Responsible: The Things We Don’t Want To Do
Responsible: The Things We Don’t Want To Do
Sometimes Nearly every day there is something I have to do that I don’t want to do. A lot of the time these things are trivial, small, doable. Make the bed, shave, cook etc. These are things I don’t want to do, but I have to do them to continue being a functioning adult. I have to be responsible.
Other times, there are things I have to do that carry more weight. There are challenging conversations, events to speak at, things to write, emails to send – the list goes on. These tasks aren’t always things I don’t want to do, but sometimes they are. and despite how If eel towards them, I still have to do them, because I accept a certain level of responsibility regardless of my current emotional landscape. Take this blog right now, for example. I’m hungover, and I don’t necessarily want to put in the effort, but I’m doing it because it what I have promised myself to do.
Being responsible in the face of how we feel isn’t a new idea. It’s standard. It’s expected. At least in the more tangible aspects of our lives.
Over the last few years, I’ve come to see looking after my mental health in the same light. Because often, when my mental health is bad, I don’t want to do anything.
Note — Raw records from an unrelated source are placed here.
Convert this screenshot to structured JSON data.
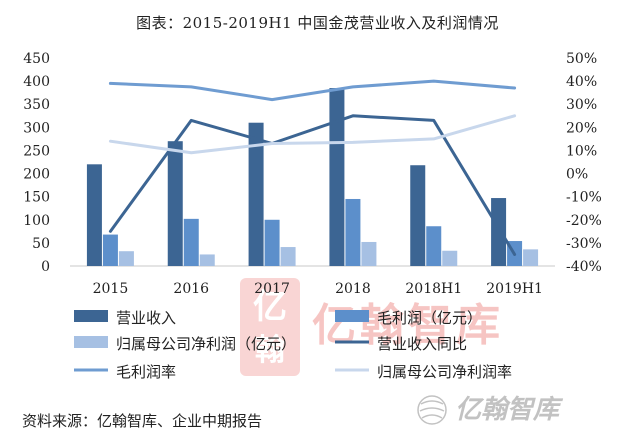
{
  "title": "图表：2015-2019H1 中国金茂营业收入及利润情况",
  "source": "资料来源：亿翰智库、企业中期报告",
  "watermarks": {
    "center_logo_text": "亿翰智库",
    "corner_logo_text": "亿翰智库"
  },
  "colors": {
    "revenue": "#3c6593",
    "gross_profit": "#5c8fcb",
    "net_profit_parent": "#a6c0e3",
    "revenue_yoy": "#3c6593",
    "gross_margin": "#6f9cd1",
    "net_margin": "#c8d7ec",
    "watermark": "#f2a5a2",
    "axis": "#c9c9c9"
  },
  "chart_data": {
    "type": "bar",
    "categories": [
      "2015",
      "2016",
      "2017",
      "2018",
      "2018H1",
      "2019H1"
    ],
    "left_axis": {
      "ticks": [
        "0",
        "50",
        "100",
        "150",
        "200",
        "250",
        "300",
        "350",
        "400",
        "450"
      ],
      "ylim": [
        0,
        450
      ]
    },
    "right_axis": {
      "ticks": [
        "-40%",
        "-30%",
        "-20%",
        "-10%",
        "0%",
        "10%",
        "20%",
        "30%",
        "40%",
        "50%"
      ],
      "ylim": [
        -40,
        50
      ]
    },
    "series": [
      {
        "name": "营业收入",
        "kind": "bar",
        "axis": "left",
        "color_key": "revenue",
        "values": [
          220,
          270,
          310,
          385,
          218,
          147
        ]
      },
      {
        "name": "毛利润（亿元）",
        "kind": "bar",
        "axis": "left",
        "color_key": "gross_profit",
        "values": [
          68,
          102,
          100,
          145,
          86,
          54
        ]
      },
      {
        "name": "归属母公司净利润（亿元）",
        "kind": "bar",
        "axis": "left",
        "color_key": "net_profit_parent",
        "values": [
          32,
          25,
          41,
          52,
          33,
          36
        ]
      },
      {
        "name": "营业收入同比",
        "kind": "line",
        "axis": "right",
        "color_key": "revenue_yoy",
        "values": [
          -25,
          23,
          13,
          25,
          23,
          -35
        ]
      },
      {
        "name": "毛利润率",
        "kind": "line",
        "axis": "right",
        "color_key": "gross_margin",
        "values": [
          39,
          37.5,
          32,
          37.5,
          40,
          37
        ]
      },
      {
        "name": "归属母公司净利润率",
        "kind": "line",
        "axis": "right",
        "color_key": "net_margin",
        "values": [
          14,
          9,
          13,
          13.5,
          15,
          25
        ]
      }
    ],
    "legend_position": "bottom",
    "grid": false
  }
}
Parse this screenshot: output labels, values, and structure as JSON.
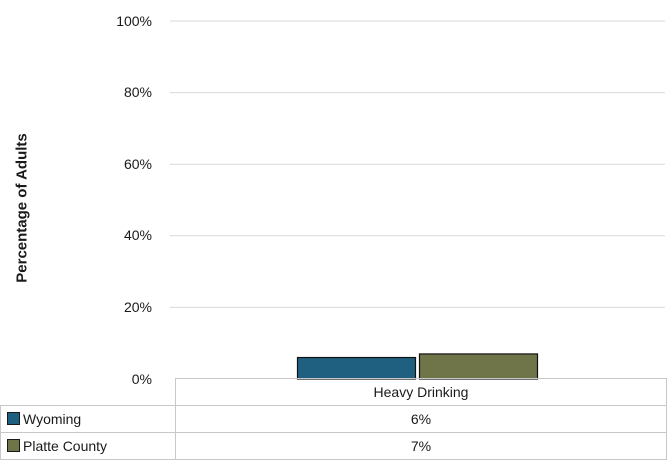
{
  "chart_data": {
    "type": "bar",
    "ylabel": "Percentage of Adults",
    "ylim": [
      0,
      100
    ],
    "yticks": [
      "0%",
      "20%",
      "40%",
      "60%",
      "80%",
      "100%"
    ],
    "yticks_values": [
      0,
      20,
      40,
      60,
      80,
      100
    ],
    "grid": true,
    "categories": [
      "Heavy Drinking"
    ],
    "series": [
      {
        "name": "Wyoming",
        "color": "#1f5f80",
        "values": [
          6
        ],
        "labels": [
          "6%"
        ]
      },
      {
        "name": "Platte County",
        "color": "#6f7549",
        "values": [
          7
        ],
        "labels": [
          "7%"
        ]
      }
    ]
  }
}
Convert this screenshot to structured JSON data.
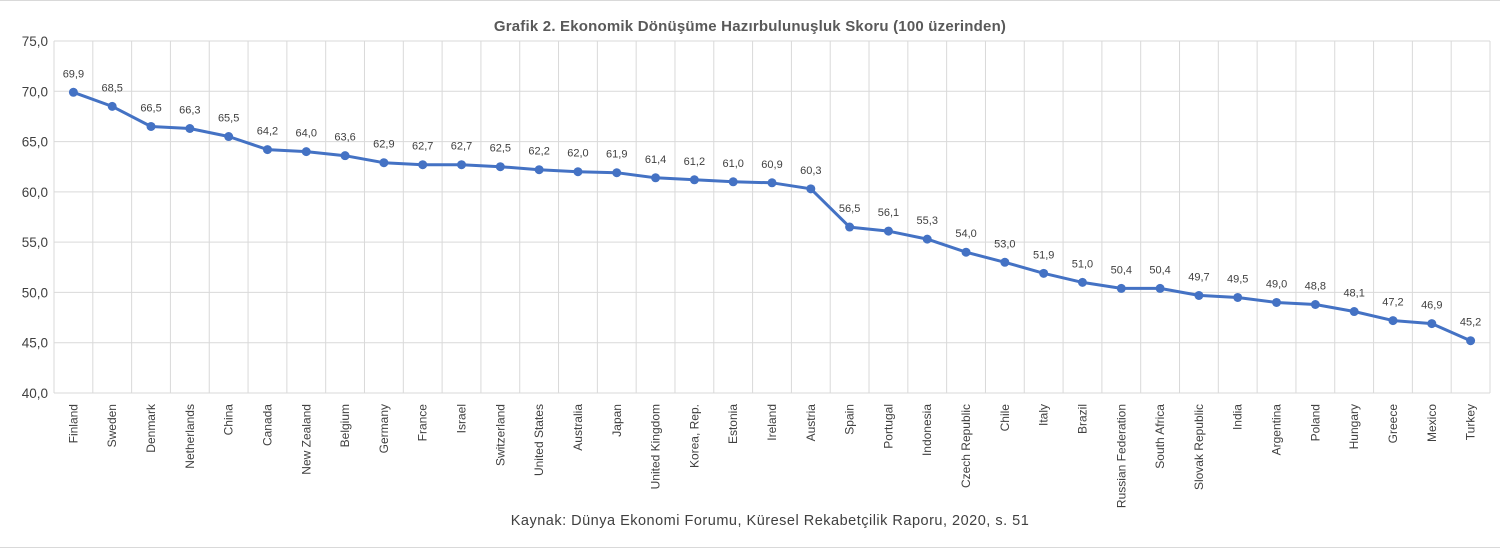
{
  "chart_data": {
    "type": "line",
    "title": "Grafik 2. Ekonomik Dönüşüme Hazırbulunuşluk Skoru (100 üzerinden)",
    "source": "Kaynak: Dünya Ekonomi Forumu,  Küresel Rekabetçilik Raporu, 2020, s. 51",
    "ylim": [
      40,
      75
    ],
    "yticks": [
      "40,0",
      "45,0",
      "50,0",
      "55,0",
      "60,0",
      "65,0",
      "70,0",
      "75,0"
    ],
    "grid": true,
    "line_color": "#4472c4",
    "categories": [
      "Finland",
      "Sweden",
      "Denmark",
      "Netherlands",
      "China",
      "Canada",
      "New Zealand",
      "Belgium",
      "Germany",
      "France",
      "Israel",
      "Switzerland",
      "United States",
      "Australia",
      "Japan",
      "United Kingdom",
      "Korea, Rep.",
      "Estonia",
      "Ireland",
      "Austria",
      "Spain",
      "Portugal",
      "Indonesia",
      "Czech Republic",
      "Chile",
      "Italy",
      "Brazil",
      "Russian Federation",
      "South Africa",
      "Slovak Republic",
      "India",
      "Argentina",
      "Poland",
      "Hungary",
      "Greece",
      "Mexico",
      "Turkey"
    ],
    "values": [
      69.9,
      68.5,
      66.5,
      66.3,
      65.5,
      64.2,
      64.0,
      63.6,
      62.9,
      62.7,
      62.7,
      62.5,
      62.2,
      62.0,
      61.9,
      61.4,
      61.2,
      61.0,
      60.9,
      60.3,
      56.5,
      56.1,
      55.3,
      54.0,
      53.0,
      51.9,
      51.0,
      50.4,
      50.4,
      49.7,
      49.5,
      49.0,
      48.8,
      48.1,
      47.2,
      46.9,
      45.2
    ],
    "data_labels": [
      "69,9",
      "68,5",
      "66,5",
      "66,3",
      "65,5",
      "64,2",
      "64,0",
      "63,6",
      "62,9",
      "62,7",
      "62,7",
      "62,5",
      "62,2",
      "62,0",
      "61,9",
      "61,4",
      "61,2",
      "61,0",
      "60,9",
      "60,3",
      "56,5",
      "56,1",
      "55,3",
      "54,0",
      "53,0",
      "51,9",
      "51,0",
      "50,4",
      "50,4",
      "49,7",
      "49,5",
      "49,0",
      "48,8",
      "48,1",
      "47,2",
      "46,9",
      "45,2"
    ]
  }
}
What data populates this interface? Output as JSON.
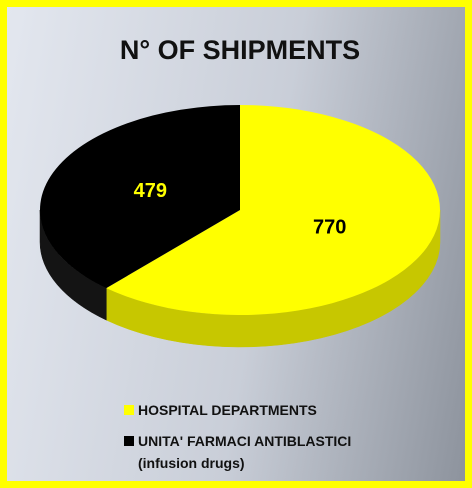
{
  "chart_data": {
    "type": "pie3d",
    "title": "N° OF SHIPMENTS",
    "categories": [
      "HOSPITAL DEPARTMENTS",
      "UNITA' FARMACI ANTIBLASTICI\n(infusion drugs)"
    ],
    "values": [
      770,
      479
    ],
    "colors": [
      "#ffff00",
      "#000000"
    ],
    "label_colors": [
      "#000000",
      "#ffff00"
    ]
  }
}
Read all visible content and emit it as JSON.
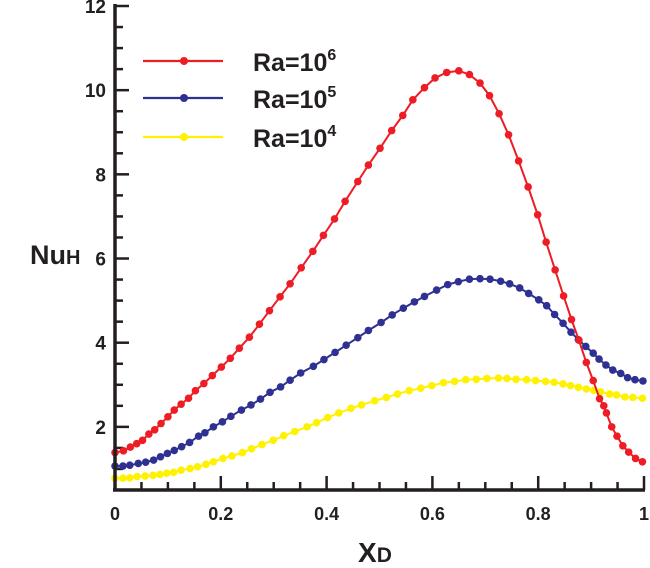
{
  "chart_data": {
    "type": "line",
    "title": "",
    "xlabel": "X",
    "xlabel_sub": "D",
    "ylabel": "Nu",
    "ylabel_sub": "H",
    "xlim": [
      0,
      1
    ],
    "ylim": [
      0.5,
      12
    ],
    "xticks": [
      0,
      0.2,
      0.4,
      0.6,
      0.8,
      1
    ],
    "xtick_labels": [
      "0",
      "0.2",
      "0.4",
      "0.6",
      "0.8",
      "1"
    ],
    "xminor_step": 0.05,
    "yticks": [
      2,
      4,
      6,
      8,
      10,
      12
    ],
    "ytick_labels": [
      "2",
      "4",
      "6",
      "8",
      "10",
      "12"
    ],
    "yminor_step": 0.5,
    "grid": false,
    "legend_position": "top-left",
    "series": [
      {
        "name": "Ra=10^6",
        "label_base": "Ra=10",
        "label_exp": "6",
        "color": "#ee1c24",
        "x": [
          0,
          0.016,
          0.029,
          0.041,
          0.052,
          0.064,
          0.075,
          0.087,
          0.1,
          0.112,
          0.125,
          0.139,
          0.152,
          0.168,
          0.184,
          0.201,
          0.218,
          0.235,
          0.254,
          0.273,
          0.292,
          0.312,
          0.331,
          0.352,
          0.374,
          0.394,
          0.415,
          0.435,
          0.459,
          0.479,
          0.501,
          0.523,
          0.544,
          0.563,
          0.585,
          0.605,
          0.627,
          0.65,
          0.67,
          0.69,
          0.708,
          0.726,
          0.744,
          0.763,
          0.781,
          0.799,
          0.815,
          0.832,
          0.848,
          0.863,
          0.877,
          0.891,
          0.904,
          0.916,
          0.924,
          0.929,
          0.939,
          0.949,
          0.96,
          0.971,
          0.984,
          0.997
        ],
        "y": [
          1.39,
          1.43,
          1.52,
          1.6,
          1.68,
          1.83,
          1.93,
          2.08,
          2.24,
          2.4,
          2.54,
          2.68,
          2.86,
          3.03,
          3.22,
          3.42,
          3.63,
          3.87,
          4.13,
          4.44,
          4.76,
          5.09,
          5.4,
          5.78,
          6.17,
          6.55,
          6.94,
          7.36,
          7.83,
          8.22,
          8.62,
          9.04,
          9.4,
          9.77,
          10.06,
          10.29,
          10.42,
          10.46,
          10.37,
          10.17,
          9.87,
          9.44,
          8.94,
          8.32,
          7.7,
          7.04,
          6.39,
          5.73,
          5.11,
          4.55,
          4.06,
          3.53,
          3.1,
          2.67,
          2.5,
          2.33,
          2.0,
          1.78,
          1.55,
          1.4,
          1.25,
          1.17
        ]
      },
      {
        "name": "Ra=10^5",
        "label_base": "Ra=10",
        "label_exp": "5",
        "color": "#2e3192",
        "x": [
          0,
          0.015,
          0.028,
          0.044,
          0.058,
          0.073,
          0.086,
          0.099,
          0.112,
          0.126,
          0.141,
          0.158,
          0.17,
          0.186,
          0.203,
          0.219,
          0.239,
          0.257,
          0.275,
          0.293,
          0.313,
          0.331,
          0.351,
          0.375,
          0.395,
          0.416,
          0.437,
          0.459,
          0.479,
          0.503,
          0.524,
          0.545,
          0.566,
          0.585,
          0.608,
          0.629,
          0.649,
          0.67,
          0.69,
          0.709,
          0.729,
          0.746,
          0.765,
          0.782,
          0.801,
          0.816,
          0.831,
          0.847,
          0.862,
          0.876,
          0.89,
          0.904,
          0.915,
          0.928,
          0.941,
          0.956,
          0.969,
          0.983,
          0.998
        ],
        "y": [
          1.07,
          1.07,
          1.09,
          1.13,
          1.16,
          1.21,
          1.29,
          1.37,
          1.44,
          1.53,
          1.63,
          1.78,
          1.86,
          2.0,
          2.12,
          2.25,
          2.4,
          2.52,
          2.66,
          2.82,
          2.95,
          3.11,
          3.28,
          3.44,
          3.6,
          3.77,
          3.94,
          4.12,
          4.29,
          4.48,
          4.66,
          4.82,
          4.97,
          5.1,
          5.25,
          5.38,
          5.45,
          5.51,
          5.52,
          5.51,
          5.46,
          5.4,
          5.3,
          5.17,
          5.02,
          4.88,
          4.67,
          4.46,
          4.25,
          4.07,
          3.91,
          3.75,
          3.61,
          3.47,
          3.35,
          3.27,
          3.17,
          3.12,
          3.09
        ]
      },
      {
        "name": "Ra=10^4",
        "label_base": "Ra=10",
        "label_exp": "4",
        "color": "#fff200",
        "x": [
          0,
          0.015,
          0.028,
          0.042,
          0.057,
          0.072,
          0.085,
          0.098,
          0.111,
          0.125,
          0.142,
          0.156,
          0.172,
          0.186,
          0.204,
          0.221,
          0.241,
          0.258,
          0.278,
          0.299,
          0.319,
          0.34,
          0.363,
          0.381,
          0.402,
          0.423,
          0.446,
          0.466,
          0.491,
          0.513,
          0.534,
          0.556,
          0.578,
          0.599,
          0.621,
          0.642,
          0.663,
          0.683,
          0.703,
          0.725,
          0.741,
          0.758,
          0.778,
          0.795,
          0.814,
          0.83,
          0.847,
          0.861,
          0.876,
          0.891,
          0.905,
          0.918,
          0.935,
          0.948,
          0.964,
          0.979,
          0.997
        ],
        "y": [
          0.78,
          0.78,
          0.79,
          0.82,
          0.83,
          0.85,
          0.87,
          0.9,
          0.92,
          0.97,
          1.01,
          1.05,
          1.11,
          1.17,
          1.25,
          1.31,
          1.39,
          1.48,
          1.58,
          1.68,
          1.79,
          1.89,
          2.0,
          2.1,
          2.22,
          2.33,
          2.44,
          2.52,
          2.62,
          2.7,
          2.78,
          2.86,
          2.92,
          2.98,
          3.05,
          3.08,
          3.12,
          3.13,
          3.15,
          3.16,
          3.15,
          3.13,
          3.12,
          3.1,
          3.08,
          3.06,
          3.02,
          2.98,
          2.94,
          2.9,
          2.87,
          2.83,
          2.78,
          2.76,
          2.71,
          2.7,
          2.68
        ]
      }
    ]
  }
}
I don’t want to exercise, I don’t want to talk, or go to therapy, or get enough sleep or drink enough water. My poor mental health makes be detest to do these things.
But now, I look at my mental health the same way I look at every other aspect of my life. Sometimes I will not want to do things. But I have a responsibility to do them. So I do them. I keep doing them. I keep myself disciplined. Because eventually, I know, that I will feel differently, and I’ll find solace in the fact that I maintained my responsibilities to myself, even in my darkest times.